Peter Parker is the crown jewel of the Marvel Universe.
This was, and still is my argument as to why the Peter Parker version of Spider-Man should've been introduced into the Marvel Cinematic Universe first. As the most popular character not only from Marvel, but possibly in all of comics, to not have Parker in the MCU felt like an empty spot that needed to be filled. So when the infamous Sony Leaks from a couple years ago showed that the studio was working towards making a deal with Marvel to share the character, it was hard not to be excited at the very possibility.
There were those who felt that maybe we had too much Peter Parker and it was time to move onto something new. That new being Miles Morales.

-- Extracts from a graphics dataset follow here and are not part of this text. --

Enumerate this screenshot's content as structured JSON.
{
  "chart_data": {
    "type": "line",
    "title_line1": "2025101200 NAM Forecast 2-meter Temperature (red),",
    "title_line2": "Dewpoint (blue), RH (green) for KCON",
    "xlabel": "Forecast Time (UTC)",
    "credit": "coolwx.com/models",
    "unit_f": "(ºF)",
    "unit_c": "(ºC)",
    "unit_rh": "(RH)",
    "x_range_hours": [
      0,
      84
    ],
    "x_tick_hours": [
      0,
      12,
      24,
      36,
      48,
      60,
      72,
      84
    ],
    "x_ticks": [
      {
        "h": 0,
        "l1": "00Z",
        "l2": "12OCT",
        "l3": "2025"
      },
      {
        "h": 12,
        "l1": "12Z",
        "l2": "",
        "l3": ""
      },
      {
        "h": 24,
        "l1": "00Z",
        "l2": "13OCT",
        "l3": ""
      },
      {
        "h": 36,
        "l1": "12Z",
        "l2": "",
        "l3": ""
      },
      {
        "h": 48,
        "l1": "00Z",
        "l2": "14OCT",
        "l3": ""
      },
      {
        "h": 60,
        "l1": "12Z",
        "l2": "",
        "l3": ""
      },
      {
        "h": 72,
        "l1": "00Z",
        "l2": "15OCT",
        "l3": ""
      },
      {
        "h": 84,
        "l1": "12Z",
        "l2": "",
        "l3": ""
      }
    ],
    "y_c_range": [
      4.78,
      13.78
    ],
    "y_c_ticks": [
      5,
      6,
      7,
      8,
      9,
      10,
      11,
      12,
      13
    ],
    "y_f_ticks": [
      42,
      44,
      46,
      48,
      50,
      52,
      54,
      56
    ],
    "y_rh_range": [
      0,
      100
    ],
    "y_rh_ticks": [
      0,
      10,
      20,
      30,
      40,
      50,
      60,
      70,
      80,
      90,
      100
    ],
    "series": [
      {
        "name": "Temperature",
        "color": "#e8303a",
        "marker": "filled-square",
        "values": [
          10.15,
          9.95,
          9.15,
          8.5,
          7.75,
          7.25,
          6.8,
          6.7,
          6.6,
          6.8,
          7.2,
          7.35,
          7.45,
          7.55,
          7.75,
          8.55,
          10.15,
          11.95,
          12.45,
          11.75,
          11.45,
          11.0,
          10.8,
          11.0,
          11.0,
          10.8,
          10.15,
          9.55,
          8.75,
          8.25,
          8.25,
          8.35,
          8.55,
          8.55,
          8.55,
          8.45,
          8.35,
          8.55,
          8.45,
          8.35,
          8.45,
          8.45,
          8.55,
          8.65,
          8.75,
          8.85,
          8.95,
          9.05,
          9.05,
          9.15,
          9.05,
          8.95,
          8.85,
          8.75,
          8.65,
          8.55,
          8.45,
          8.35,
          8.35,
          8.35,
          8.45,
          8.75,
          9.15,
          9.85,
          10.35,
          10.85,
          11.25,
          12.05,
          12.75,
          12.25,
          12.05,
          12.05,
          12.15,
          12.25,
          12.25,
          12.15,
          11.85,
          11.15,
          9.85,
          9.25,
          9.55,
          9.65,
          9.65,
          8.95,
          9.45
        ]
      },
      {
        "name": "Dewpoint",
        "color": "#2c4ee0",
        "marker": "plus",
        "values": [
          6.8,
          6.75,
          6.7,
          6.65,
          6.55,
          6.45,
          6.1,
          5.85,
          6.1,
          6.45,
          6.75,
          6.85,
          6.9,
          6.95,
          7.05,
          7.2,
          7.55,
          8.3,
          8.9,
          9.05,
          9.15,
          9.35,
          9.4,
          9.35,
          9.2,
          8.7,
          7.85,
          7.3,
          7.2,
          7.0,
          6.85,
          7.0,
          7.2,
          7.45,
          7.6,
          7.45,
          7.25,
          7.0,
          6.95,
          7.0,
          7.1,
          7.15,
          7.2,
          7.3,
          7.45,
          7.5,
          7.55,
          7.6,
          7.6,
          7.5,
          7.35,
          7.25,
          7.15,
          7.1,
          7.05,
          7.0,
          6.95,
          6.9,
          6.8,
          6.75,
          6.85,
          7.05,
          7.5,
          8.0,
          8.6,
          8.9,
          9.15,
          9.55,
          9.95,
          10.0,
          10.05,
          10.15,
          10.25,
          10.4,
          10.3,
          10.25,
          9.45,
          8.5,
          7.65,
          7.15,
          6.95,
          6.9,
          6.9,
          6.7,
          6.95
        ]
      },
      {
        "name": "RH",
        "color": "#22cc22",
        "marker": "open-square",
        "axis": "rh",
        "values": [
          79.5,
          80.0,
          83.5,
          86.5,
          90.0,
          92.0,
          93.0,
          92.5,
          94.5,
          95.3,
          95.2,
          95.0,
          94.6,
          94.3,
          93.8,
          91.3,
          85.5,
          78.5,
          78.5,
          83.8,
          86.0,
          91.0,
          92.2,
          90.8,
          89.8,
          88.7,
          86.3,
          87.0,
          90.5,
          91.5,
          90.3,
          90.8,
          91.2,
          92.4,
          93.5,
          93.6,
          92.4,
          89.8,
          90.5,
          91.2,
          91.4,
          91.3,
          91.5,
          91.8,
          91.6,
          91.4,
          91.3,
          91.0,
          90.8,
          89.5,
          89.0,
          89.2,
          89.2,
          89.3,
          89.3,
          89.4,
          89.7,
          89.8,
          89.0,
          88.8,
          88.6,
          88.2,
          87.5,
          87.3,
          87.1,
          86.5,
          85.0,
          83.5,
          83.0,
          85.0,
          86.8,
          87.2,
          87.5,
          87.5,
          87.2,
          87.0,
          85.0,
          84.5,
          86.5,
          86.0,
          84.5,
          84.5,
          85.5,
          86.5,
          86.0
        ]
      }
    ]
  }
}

Of course people who demanded purity in their characters scoffed at the notion, and to be honest, I was among that number. It wasn't that I disliked Morales as a character, quite the contrary, but what I didn't like was the idea that Peter Parker, the conscience of the Marvel Universe, was going to be thrown on a shelf in favor of a character with limited history.

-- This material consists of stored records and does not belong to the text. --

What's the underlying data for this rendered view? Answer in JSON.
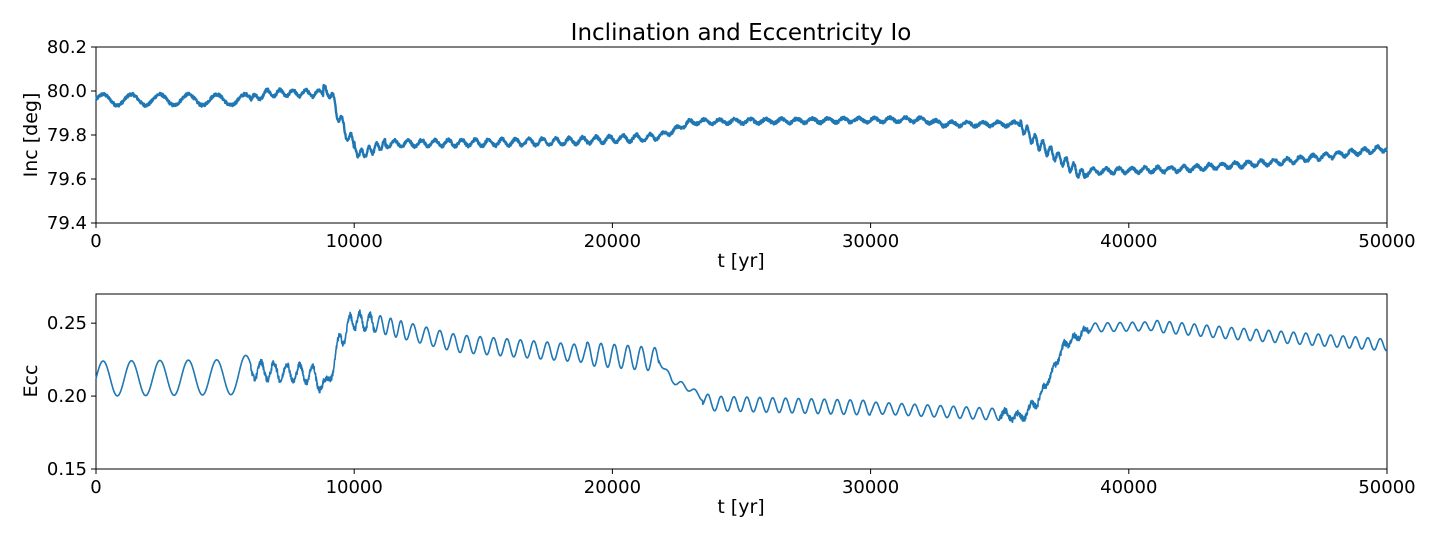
{
  "chart_data": [
    {
      "type": "line",
      "title": "Inclination and Eccentricity Io",
      "xlabel": "t [yr]",
      "ylabel": "Inc [deg]",
      "xlim": [
        0,
        50000
      ],
      "ylim": [
        79.4,
        80.2
      ],
      "xticks": [
        "0",
        "10000",
        "20000",
        "30000",
        "40000",
        "50000"
      ],
      "yticks": [
        "79.4",
        "79.6",
        "79.8",
        "80.0",
        "80.2"
      ],
      "grid": false,
      "color": "#1f77b4",
      "series": [
        {
          "segments": [
            {
              "t0": 0,
              "t1": 6000,
              "level": 79.96,
              "amp": 0.025,
              "period": 1100
            },
            {
              "t0": 6000,
              "t1": 8800,
              "level": 79.99,
              "amp": 0.015,
              "period": 500
            },
            {
              "t0": 8800,
              "t1": 10000,
              "level": 79.86,
              "amp": 0.03,
              "period": 350
            },
            {
              "t0": 10000,
              "t1": 11200,
              "level": 79.72,
              "amp": 0.02,
              "period": 300
            },
            {
              "t0": 11200,
              "t1": 21800,
              "level": 79.77,
              "amp": 0.015,
              "period": 520
            },
            {
              "t0": 21800,
              "t1": 23000,
              "level": 79.8,
              "amp": 0.01,
              "period": 520
            },
            {
              "t0": 23000,
              "t1": 32000,
              "level": 79.865,
              "amp": 0.01,
              "period": 600
            },
            {
              "t0": 32000,
              "t1": 35800,
              "level": 79.85,
              "amp": 0.01,
              "period": 600
            },
            {
              "t0": 35800,
              "t1": 38300,
              "level": 79.72,
              "amp": 0.025,
              "period": 300
            },
            {
              "t0": 38300,
              "t1": 43000,
              "level": 79.635,
              "amp": 0.012,
              "period": 500
            },
            {
              "t0": 43000,
              "t1": 50000,
              "level": 79.68,
              "amp": 0.012,
              "period": 500
            }
          ],
          "trend": [
            [
              0,
              79.96
            ],
            [
              6000,
              79.96
            ],
            [
              6600,
              79.99
            ],
            [
              8800,
              79.99
            ],
            [
              9000,
              80.01
            ],
            [
              9600,
              79.83
            ],
            [
              10200,
              79.71
            ],
            [
              11200,
              79.76
            ],
            [
              18000,
              79.77
            ],
            [
              21600,
              79.79
            ],
            [
              22200,
              79.81
            ],
            [
              23000,
              79.86
            ],
            [
              32000,
              79.87
            ],
            [
              32800,
              79.85
            ],
            [
              35800,
              79.85
            ],
            [
              36300,
              79.78
            ],
            [
              37000,
              79.72
            ],
            [
              38200,
              79.62
            ],
            [
              38500,
              79.635
            ],
            [
              42000,
              79.645
            ],
            [
              46000,
              79.68
            ],
            [
              50000,
              79.74
            ]
          ]
        }
      ]
    },
    {
      "type": "line",
      "title": "",
      "xlabel": "t [yr]",
      "ylabel": "Ecc",
      "xlim": [
        0,
        50000
      ],
      "ylim": [
        0.15,
        0.27
      ],
      "xticks": [
        "0",
        "10000",
        "20000",
        "30000",
        "40000",
        "50000"
      ],
      "yticks": [
        "0.15",
        "0.20",
        "0.25"
      ],
      "grid": false,
      "color": "#1f77b4",
      "series": [
        {
          "trend": [
            [
              0,
              0.212
            ],
            [
              5500,
              0.213
            ],
            [
              6000,
              0.218
            ],
            [
              8400,
              0.215
            ],
            [
              8900,
              0.205
            ],
            [
              9400,
              0.235
            ],
            [
              9900,
              0.252
            ],
            [
              10800,
              0.25
            ],
            [
              14000,
              0.236
            ],
            [
              21800,
              0.225
            ],
            [
              22300,
              0.211
            ],
            [
              23000,
              0.205
            ],
            [
              23800,
              0.195
            ],
            [
              30000,
              0.192
            ],
            [
              35400,
              0.187
            ],
            [
              35800,
              0.185
            ],
            [
              36400,
              0.195
            ],
            [
              37000,
              0.215
            ],
            [
              37500,
              0.235
            ],
            [
              38500,
              0.247
            ],
            [
              41000,
              0.248
            ],
            [
              44000,
              0.243
            ],
            [
              50000,
              0.235
            ]
          ],
          "oscillation": [
            [
              0,
              0.012,
              1100
            ],
            [
              6000,
              0.006,
              500
            ],
            [
              8000,
              0.006,
              500
            ],
            [
              9500,
              0.006,
              400
            ],
            [
              12000,
              0.006,
              520
            ],
            [
              19000,
              0.008,
              520
            ],
            [
              21800,
              0.002,
              520
            ],
            [
              23500,
              0.005,
              500
            ],
            [
              30000,
              0.004,
              500
            ],
            [
              35000,
              0.003,
              500
            ],
            [
              36500,
              0.002,
              400
            ],
            [
              38500,
              0.003,
              480
            ],
            [
              41000,
              0.004,
              480
            ],
            [
              50000,
              0.004,
              480
            ]
          ]
        }
      ]
    }
  ]
}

So imagine my surprise that when the long-awaited trailer for the Marvel Studios-produced Spider-Man: Homecoming premiered last night, part of me was fairly horrified by what I saw. Why, you might ask?
The trailer, starring Tom Holland, who did one hell of a job in his brief (and possibly unnecessary) time in Captain America: Civil War, showed Peter Parker back in high school, which was the expectation, but what wasn't expected was that instead of the loner Peter Parker that we all grew accustomed to, we now had a Parker who was basically... Miles Morales.
Instead of a young black and Puerto Rican boy struggling to deal with his new-found powers with only the aid of his Asian friend Ganke Lee, and help from Nick Fury and S.H.I.E.L.D. (who supply him with a new costume), we have young Peter Parker, struggling to deal with his new-found powers with only the aid of his Asian friend... Ned Leeds (Jacob Batalon), and help from Tony Stark—son of one of the founders of S.H.I.E.L.D.—who supplies him with a new costume.
See the problem?
This isn't an issue where somehow there's a problem because characters are being portrayed by actors of different races, that's not it. What's extremely troubling and problematic is that instead of making the choice where maybe you do something that changes the status quo, regardless of who may or may not be on board, what you've done is essentially taken everything that made a new and ethnically diverse character who he was and usurped it for a storyline for Peter Parker.
While it's been reported that the Spider-Man animated film that Sony is also producing will actually feature the Morales Spider-Man, it's hard to reconcile how that project can be as different as it needs to be when the live-action film is pretty much his story in everything but name.
Although he's only been around since 2011, Miles Morales, to the surprise of many, has become a rather beloved character, largely because great care was taken to make his story something completely unique to the Peter Parker mythos, providing a character that was more than just a simple race swap in the name of diversity.
Introduced in the Marvel Ultimate Universe following the "death" of that universe's Parker, Morales was everything Parker wasn't. For him, the idea of "Great Power Means Great Responsibility" didn't resonate for him. He wasn't a product of some great tragedy, when he received his powers, he had a stable home and good friends. Unlike Parker, Morales wasn't an outcast, he was mildly popular. When he received his powers, he didn't want them, and the idea of even being a superhero bothered him.
Sure, in time he came around, especially after witnessing the death of Parker at the hands of the Green Goblin, but his path, his journey, and his friends were the thing that made him unique, and now, in the MCU, that belongs to Peter Parker; and I believe—at first glance—that this only hurts both characters.
I understand wanting to update Parker's story, even if his story, on the whole is relatively timeless. What he faced as a kid, particularly as it pertained to bullying, is even more a hot topic today. In the comics, Parker's story was one defined by struggle and loss. In Spider-Man: Homecoming, he has a fairy godfather in Tony Stark that seems to mitigate all of that.
By usurping Miles Morales' story, it feels like a whitewashing of one character and a complete miscalculation of another.
It doesn't matter that Ned Leeds' is Peter Parker's best friend, even though they never met until they were friendly rivals at the Daily Bugle (which also seems to be missing from this iteration of Spider-Man), it absolutely matters that Ned Leeds is basically Ganke Lee, because this is the sort of appropriation that says, "Hey, we like the story, we like the ideas... but we don't really need the character."
In essence, Miles Morales is being put on the shelf in the same way that I feared Peter Parker would be.
Granted, this may all be irrational, largely because this piece, and others like it only focus a few minutes of a much larger film, but when there's this much that's familiar, it's hard not to look at the result and draw the sort of conclusions that unfortunately become so true.
I haven't given up hope on Spider-Man: Homecoming, I just fear that the sum just isn't going to be larger than the parts stolen from other stories and characters. Only time will tell.